RESTful API for Beginners

Oct 27, 2019 · 3 min read

To explain what RESTful API is, first we need to understand what an API is and why do we need it in general.

In basic terms, API (Application programming interface) is dedicated to transferring data to allow applications communication with one another. We seamlessly do API requests every day. When we use an application on our mobile phone or on our computers, the app connects to the internet and sends data to a server. At this point, server retrieves the data, interprets and performs necessary actions and sends it back to our devices. Now the application interprets the data and presents us with the information we requested in a readable way. The reason we need APIs are simple. Different applications want or need to use one another’s data and information. For example, food delivery application might require Google Maps data to improve their services. Or someone might request Jazz songs from Soundcloud to create statistics on their application. APIs let companies interchanging the information and provide you a way to query their applications easily.
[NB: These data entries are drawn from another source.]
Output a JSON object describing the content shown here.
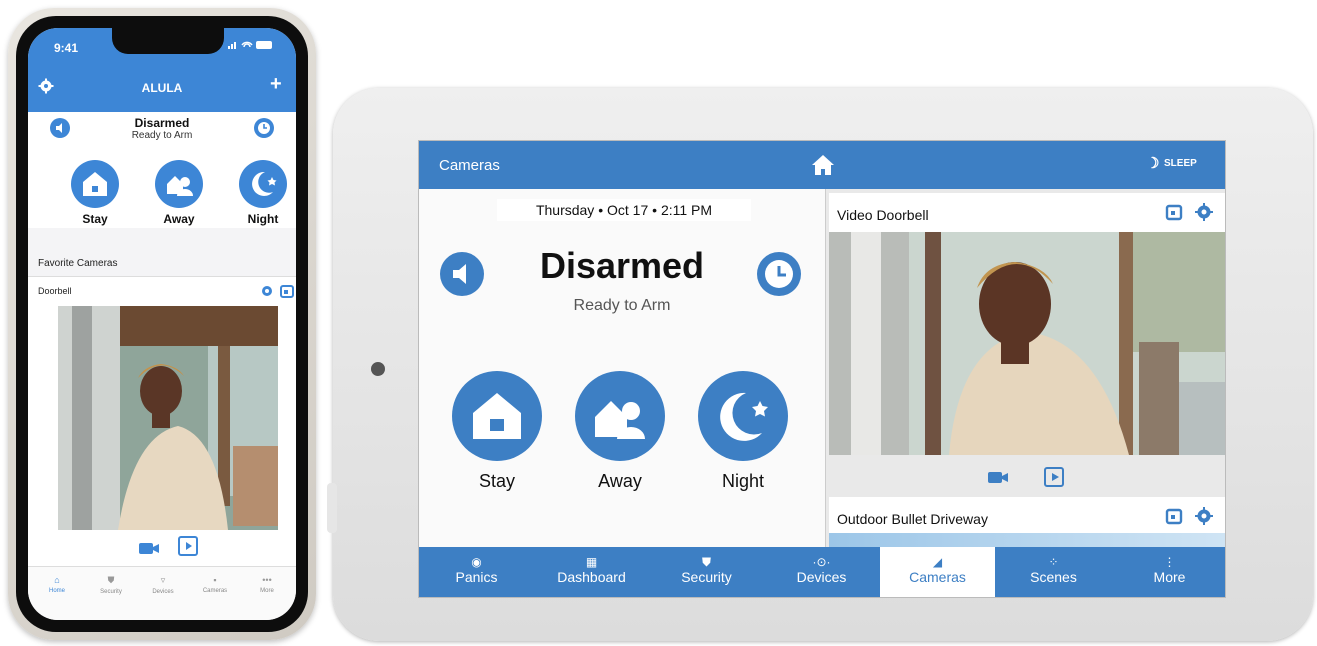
{
  "phone": {
    "status_time": "9:41",
    "header_title": "ALULA",
    "arm_status": "Disarmed",
    "arm_substatus": "Ready to Arm",
    "modes": [
      {
        "label": "Stay",
        "icon": "home-icon"
      },
      {
        "label": "Away",
        "icon": "away-users-icon"
      },
      {
        "label": "Night",
        "icon": "moon-star-icon"
      }
    ],
    "favorites_label": "Favorite Cameras",
    "camera_name": "Doorbell",
    "tabs": [
      {
        "label": "Home",
        "icon": "home-icon",
        "active": true
      },
      {
        "label": "Security",
        "icon": "shield-icon"
      },
      {
        "label": "Devices",
        "icon": "device-icon"
      },
      {
        "label": "Cameras",
        "icon": "camera-icon"
      },
      {
        "label": "More",
        "icon": "more-dots-icon"
      }
    ]
  },
  "tablet": {
    "header_title": "Cameras",
    "sleep_label": "SLEEP",
    "date": "Thursday",
    "date_sep": "•",
    "date_day": "Oct 17",
    "date_time": "2:11 PM",
    "arm_status": "Disarmed",
    "arm_substatus": "Ready to Arm",
    "modes": [
      {
        "label": "Stay",
        "icon": "home-icon"
      },
      {
        "label": "Away",
        "icon": "away-users-icon"
      },
      {
        "label": "Night",
        "icon": "moon-star-icon"
      }
    ],
    "cameras": [
      {
        "name": "Video Doorbell"
      },
      {
        "name": "Outdoor Bullet Driveway"
      }
    ],
    "nav": [
      {
        "label": "Panics",
        "icon": "panic-icon"
      },
      {
        "label": "Dashboard",
        "icon": "dashboard-icon"
      },
      {
        "label": "Security",
        "icon": "shield-icon"
      },
      {
        "label": "Devices",
        "icon": "device-icon"
      },
      {
        "label": "Cameras",
        "icon": "camera-icon",
        "active": true
      },
      {
        "label": "Scenes",
        "icon": "scenes-icon"
      },
      {
        "label": "More",
        "icon": "more-icon"
      }
    ]
  },
  "colors": {
    "brand_blue": "#3d7fc4",
    "phone_blue": "#3d86d6"
  }
}
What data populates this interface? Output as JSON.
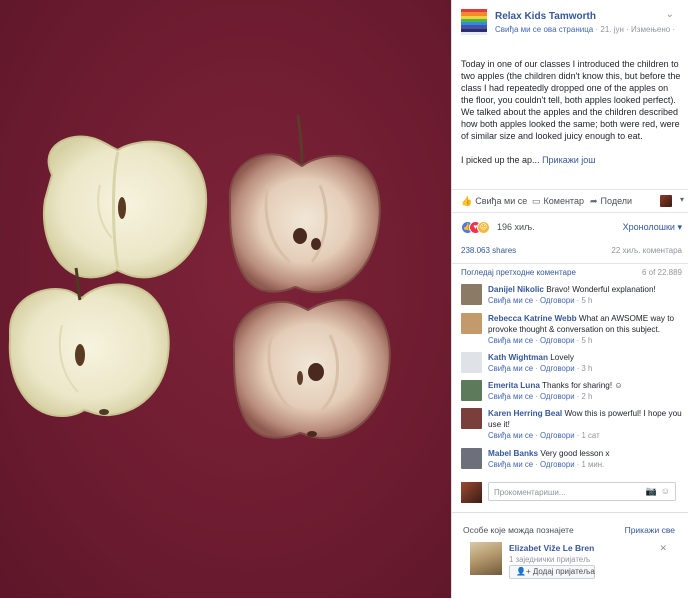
{
  "page": {
    "name": "Relax Kids Tamworth",
    "like_page": "Свиђа ми се ова страница",
    "date": "· 21. јун · Измењено ·"
  },
  "post": {
    "paragraph_1": "Today in one of our classes I introduced the children to two apples (the children didn't know this, but before the class I had repeatedly dropped one of the apples on the floor, you couldn't tell, both apples looked perfect). We talked about the apples and the children described how both apples looked the same; both were red, were of similar size and looked juicy enough to eat.",
    "paragraph_2": "I picked up the ap...",
    "see_more": "Прикажи још"
  },
  "actions": {
    "like": "Свиђа ми се",
    "comment": "Коментар",
    "share": "Подели"
  },
  "reactions": {
    "count": "196 хиљ.",
    "order": "Хронолошки"
  },
  "stats": {
    "shares": "238.063 shares",
    "comments": "22 хиљ. коментара"
  },
  "prev_comments": {
    "link": "Погледај претходне коментаре",
    "count": "6 of 22.889"
  },
  "comments": [
    {
      "name": "Danijel Nikolic",
      "text": "Bravo! Wonderful explanation!",
      "like": "Свиђа ми се",
      "reply": "Одговори",
      "time": "5 h",
      "avatar": "#8a7a66"
    },
    {
      "name": "Rebecca Katrine Webb",
      "text": "What an AWSOME way to provoke thought & conversation on this subject.",
      "like": "Свиђа ми се",
      "reply": "Одговори",
      "time": "5 h",
      "avatar": "#c29a6b"
    },
    {
      "name": "Kath Wightman",
      "text": "Lovely",
      "like": "Свиђа ми се",
      "reply": "Одговори",
      "time": "3 h",
      "avatar": "#dfe3e8"
    },
    {
      "name": "Emerita Luna",
      "text": "Thanks for sharing! ☺",
      "like": "Свиђа ми се",
      "reply": "Одговори",
      "time": "2 h",
      "avatar": "#5d7a5a"
    },
    {
      "name": "Karen Herring Beal",
      "text": "Wow this is powerful! I hope you use it!",
      "like": "Свиђа ми се",
      "reply": "Одговори",
      "time": "1 сат",
      "avatar": "#7a3f3a"
    },
    {
      "name": "Mabel Banks",
      "text": "Very good lesson x",
      "like": "Свиђа ми се",
      "reply": "Одговори",
      "time": "1 мин.",
      "avatar": "#6d6f7a"
    }
  ],
  "compose": {
    "placeholder": "Прокоментариши..."
  },
  "pymk": {
    "title": "Особе које можда познајете",
    "see_all": "Прикажи све",
    "person_name": "Elizabet Viže Le Bren",
    "mutual": "1 заједнички пријатељ",
    "add_friend": "Додај пријатеља"
  },
  "colors": {
    "link": "#365899",
    "photo_background": "#6e1c31"
  },
  "icons": [
    "like-icon",
    "comment-icon",
    "share-icon",
    "camera-icon",
    "smiley-icon",
    "close-icon",
    "chevron-down-icon",
    "add-friend-icon"
  ]
}
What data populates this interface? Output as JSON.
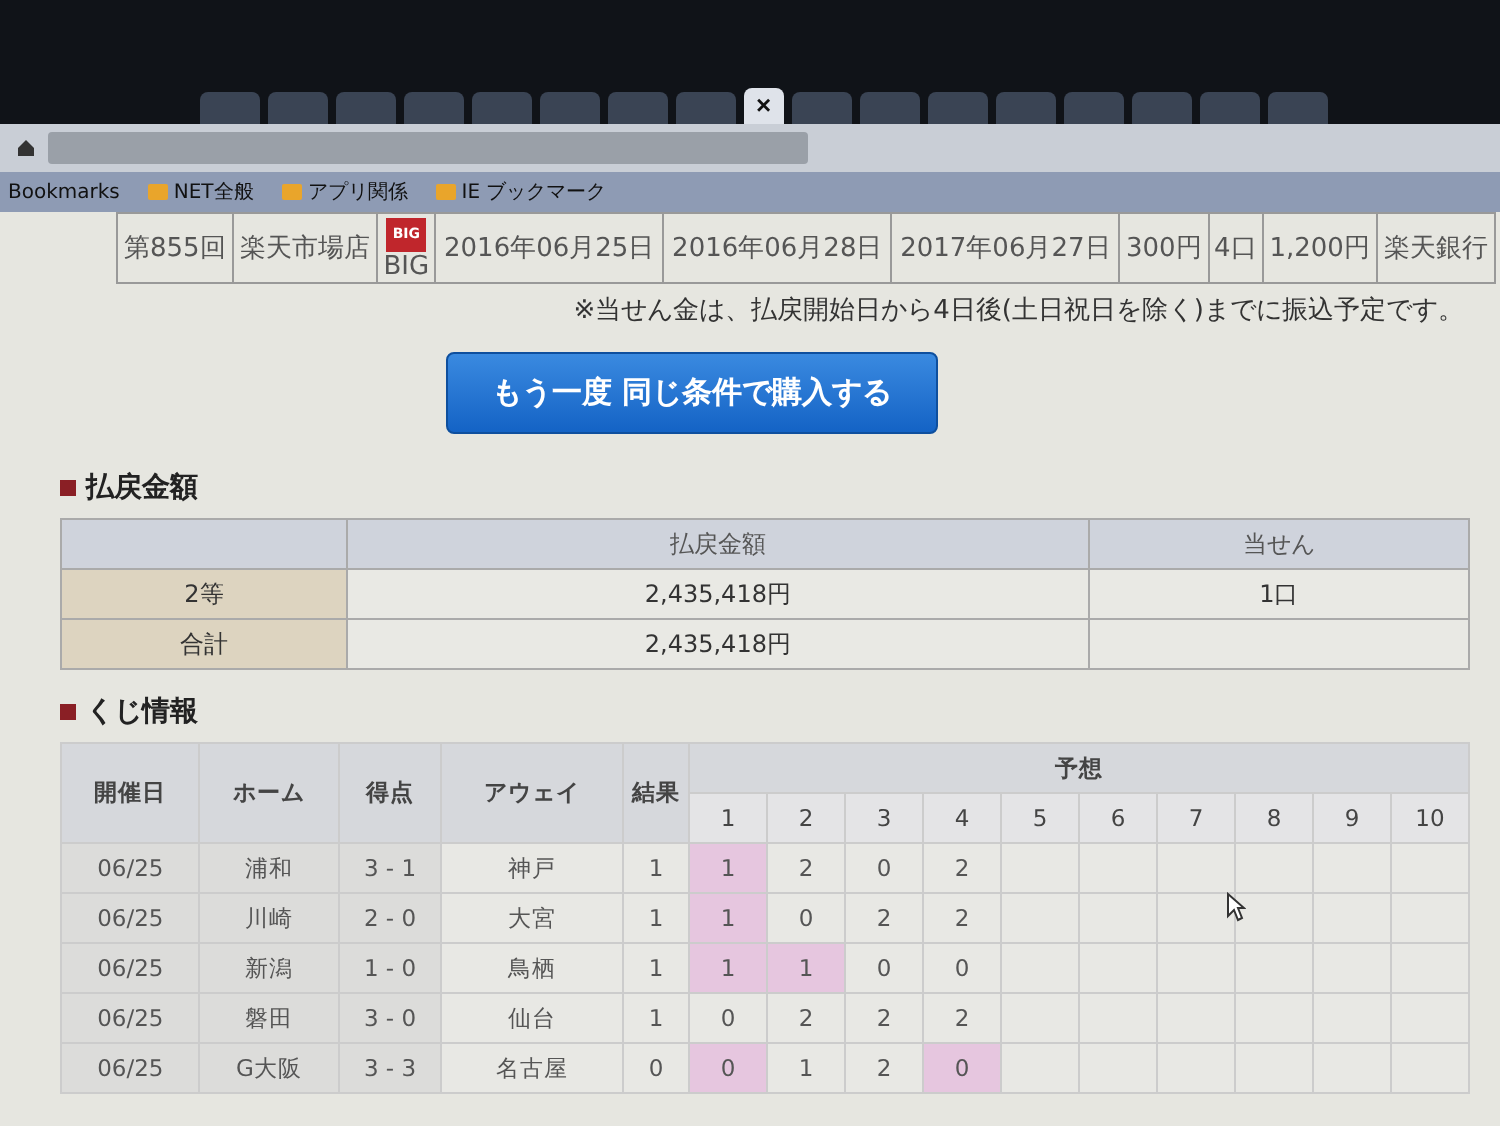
{
  "browser": {
    "tab_close": "×",
    "bookmarks": [
      {
        "label": "Bookmarks",
        "kind": "text"
      },
      {
        "label": "NET全般",
        "kind": "folder"
      },
      {
        "label": "アプリ関係",
        "kind": "folder"
      },
      {
        "label": "IE ブックマーク",
        "kind": "folder"
      }
    ]
  },
  "purchase_row": [
    "第855回",
    "楽天市場店",
    "BIG",
    "2016年06月25日",
    "2016年06月28日",
    "2017年06月27日",
    "300円",
    "4口",
    "1,200円",
    "楽天銀行"
  ],
  "purchase_logo": "BIG",
  "note": "※当せん金は、払戻開始日から4日後(土日祝日を除く)までに振込予定です。",
  "rebuy_button": "もう一度 同じ条件で購入する",
  "payout": {
    "title": "払戻金額",
    "columns": [
      "払戻金額",
      "当せん"
    ],
    "rows": [
      {
        "label": "2等",
        "amount": "2,435,418円",
        "count": "1口"
      },
      {
        "label": "合計",
        "amount": "2,435,418円"
      }
    ]
  },
  "kuji": {
    "title": "くじ情報",
    "columns": [
      "開催日",
      "ホーム",
      "得点",
      "アウェイ",
      "結果"
    ],
    "prediction_header": "予想",
    "prediction_columns": [
      "1",
      "2",
      "3",
      "4",
      "5",
      "6",
      "7",
      "8",
      "9",
      "10"
    ],
    "rows": [
      {
        "date": "06/25",
        "home": "浦和",
        "score": "3 - 1",
        "away": "神戸",
        "result": "1",
        "picks": [
          {
            "value": "1",
            "hit": true
          },
          {
            "value": "2",
            "hit": false
          },
          {
            "value": "0",
            "hit": false
          },
          {
            "value": "2",
            "hit": false
          }
        ]
      },
      {
        "date": "06/25",
        "home": "川崎",
        "score": "2 - 0",
        "away": "大宮",
        "result": "1",
        "picks": [
          {
            "value": "1",
            "hit": true
          },
          {
            "value": "0",
            "hit": false
          },
          {
            "value": "2",
            "hit": false
          },
          {
            "value": "2",
            "hit": false
          }
        ]
      },
      {
        "date": "06/25",
        "home": "新潟",
        "score": "1 - 0",
        "away": "鳥栖",
        "result": "1",
        "picks": [
          {
            "value": "1",
            "hit": true
          },
          {
            "value": "1",
            "hit": true
          },
          {
            "value": "0",
            "hit": false
          },
          {
            "value": "0",
            "hit": false
          }
        ]
      },
      {
        "date": "06/25",
        "home": "磐田",
        "score": "3 - 0",
        "away": "仙台",
        "result": "1",
        "picks": [
          {
            "value": "0",
            "hit": false
          },
          {
            "value": "2",
            "hit": false
          },
          {
            "value": "2",
            "hit": false
          },
          {
            "value": "2",
            "hit": false
          }
        ]
      },
      {
        "date": "06/25",
        "home": "G大阪",
        "score": "3 - 3",
        "away": "名古屋",
        "result": "0",
        "picks": [
          {
            "value": "0",
            "hit": true
          },
          {
            "value": "1",
            "hit": false
          },
          {
            "value": "2",
            "hit": false
          },
          {
            "value": "0",
            "hit": true
          }
        ]
      }
    ]
  }
}
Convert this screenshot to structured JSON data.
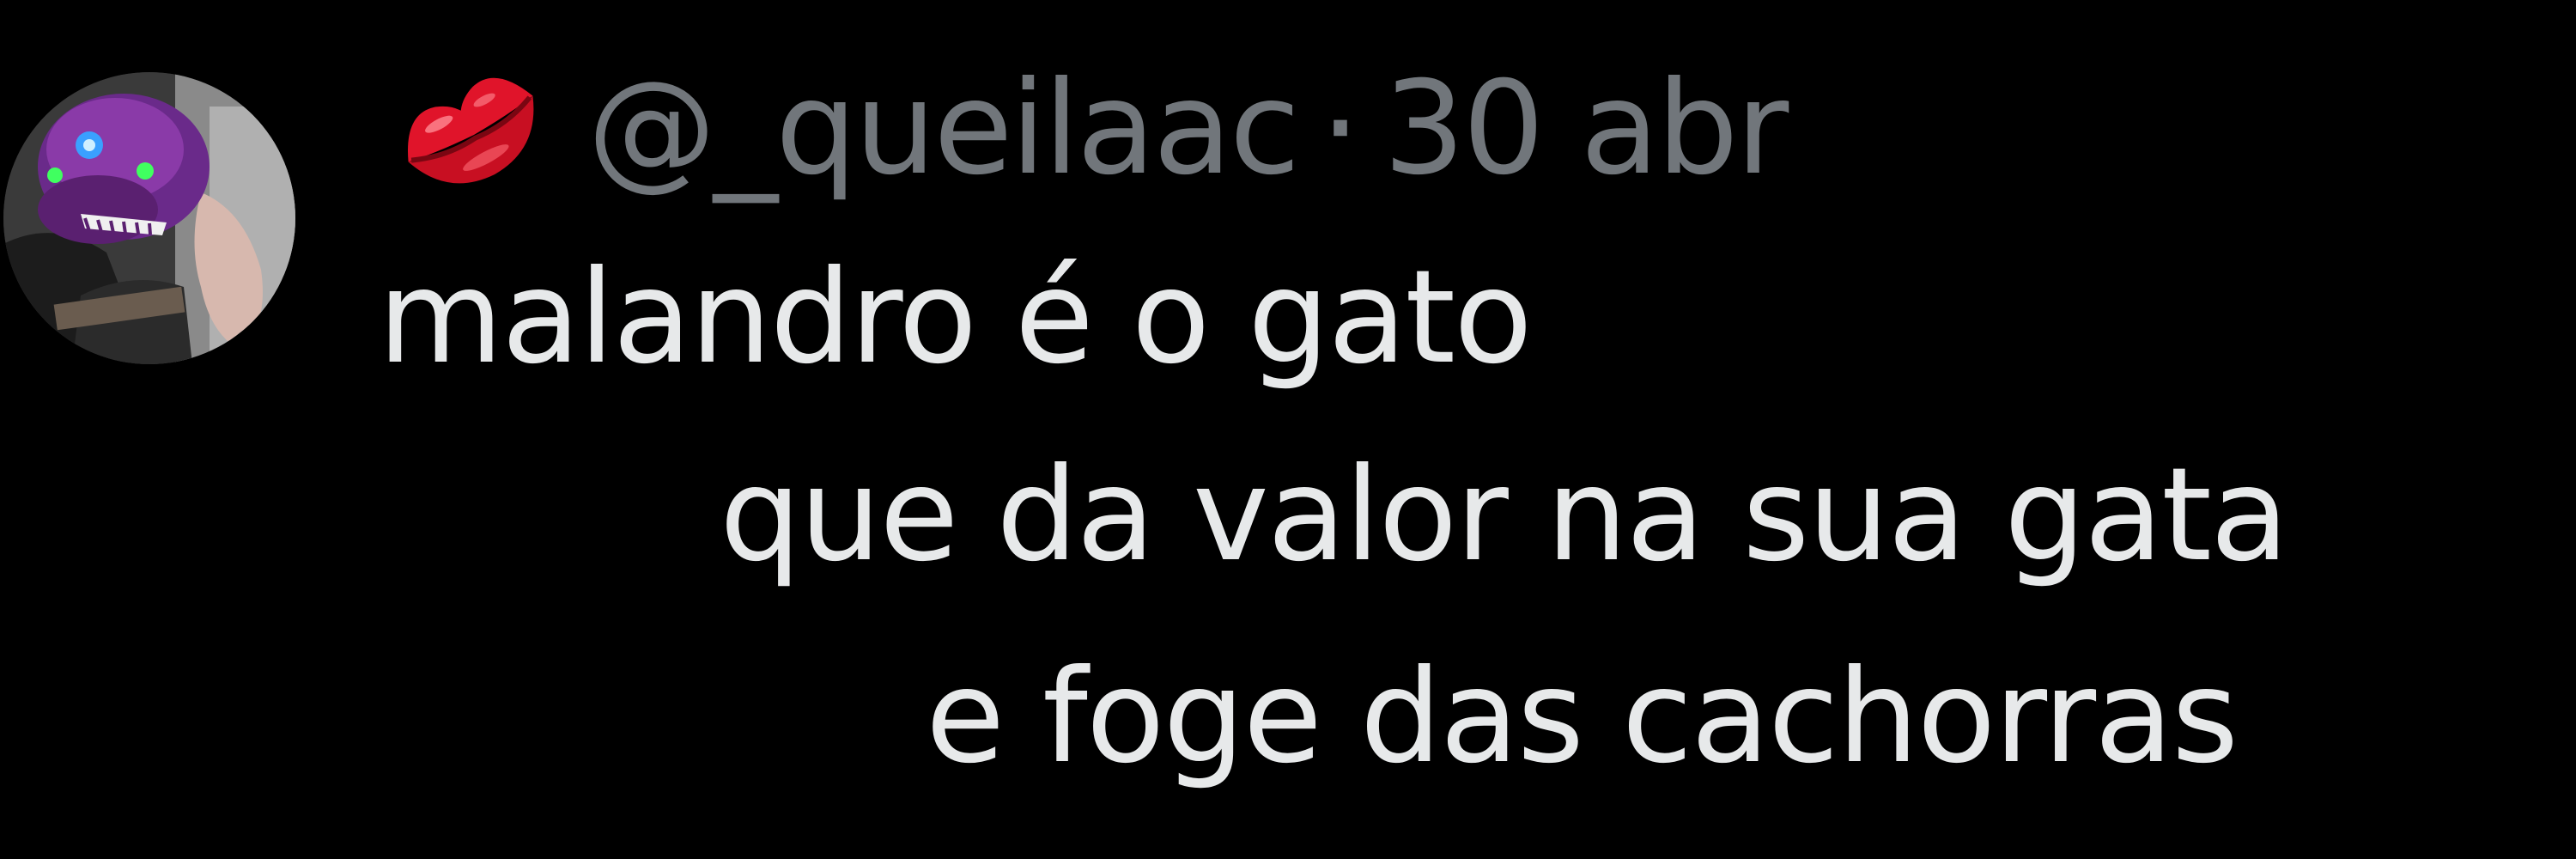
{
  "tweet": {
    "author": {
      "emoji_icon": "kiss-mark-icon",
      "handle": "@_queilaac"
    },
    "separator": "·",
    "date": "30 abr",
    "text_lines": [
      "malandro é o gato",
      "que da valor na sua gata",
      "e foge das cachorras"
    ]
  },
  "colors": {
    "background": "#000000",
    "secondary_text": "#71767b",
    "primary_text": "#e7e9ea",
    "lips": "#e0142a"
  }
}
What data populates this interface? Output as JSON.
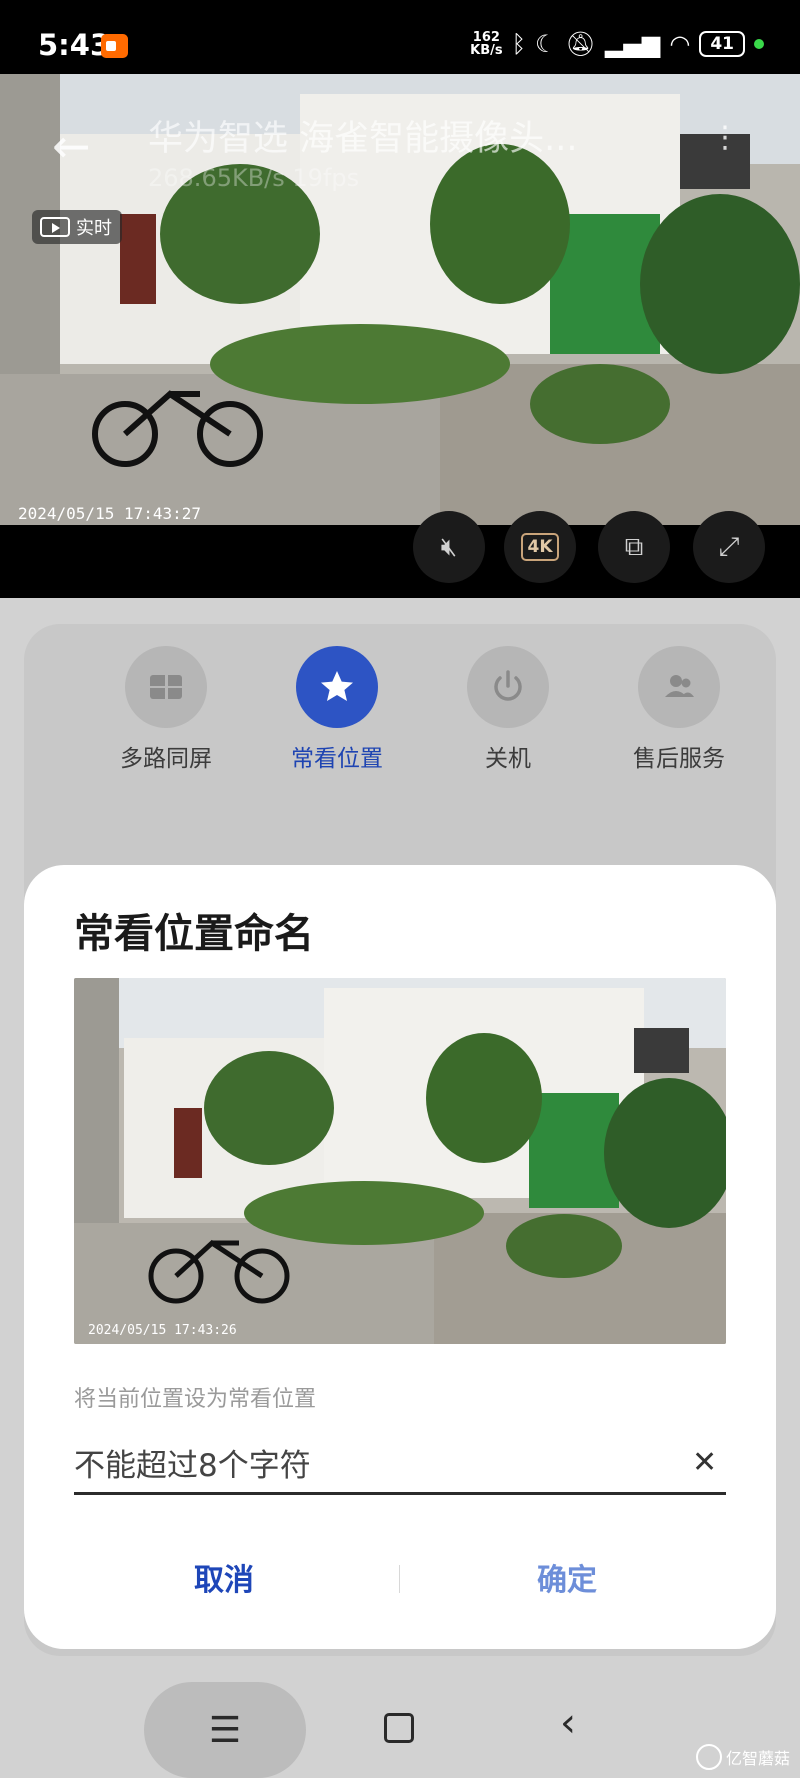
{
  "status_bar": {
    "time": "5:43",
    "net_speed_value": "162",
    "net_speed_unit": "KB/s",
    "battery": "41"
  },
  "video": {
    "title": "华为智选 海雀智能摄像头...",
    "stats": "268.65KB/s 19fps",
    "live_label": "实时",
    "timestamp": "2024/05/15 17:43:27",
    "quality": "4K"
  },
  "actions": [
    {
      "label": "多路同屏",
      "icon": "split-screen-icon"
    },
    {
      "label": "常看位置",
      "icon": "star-icon"
    },
    {
      "label": "关机",
      "icon": "power-icon"
    },
    {
      "label": "售后服务",
      "icon": "people-icon"
    }
  ],
  "dialog": {
    "title": "常看位置命名",
    "preview_timestamp": "2024/05/15 17:43:26",
    "subtitle": "将当前位置设为常看位置",
    "input_placeholder": "不能超过8个字符",
    "cancel_label": "取消",
    "confirm_label": "确定"
  },
  "watermark": "亿智蘑菇"
}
Great real life analogy to API request is a restaurant with a menu of choices to order from, has waiters, and kitchen to prepare the orders. A Client or a customer orders food to the waiter. Waiter takes the order to the kitchen, where the actual food(request) is prepared. The kitchen prepares the order and gives it back to the waiter, who then returns the actual request to the client. Waiter in this analogy is a bridge or an API between client and server.

APIs have different formats. It could be returned as XML, HTML, YAML, and many others, however most common API format is JSON. JSON is Javascript Object Notation which basically looks like Javascript Object. It is easy for humans to read and write, and it is easy for machines to parse and generate.


Now are you wondering what RESTful API is? It is an architectural style and approach to communications often used in web services development. REST (representational state transfer) was created to make the API communications more organized and standardized just to make the whole process easy. The graph below shows how RESTful applications are responding to different HTTP requests for different links.


RESTful API explicitly takes advantage of HTTP methodologies defined by the RFC 2616 protocol. They use GET to retrieve a resource, PUT to change the state of or update a resource, POST to create that resource, and DELETE to remove it.

Finally, ever since Roy Fielding created this architectural style in 2000s, RESTful APIs are considered the backbone of the internet.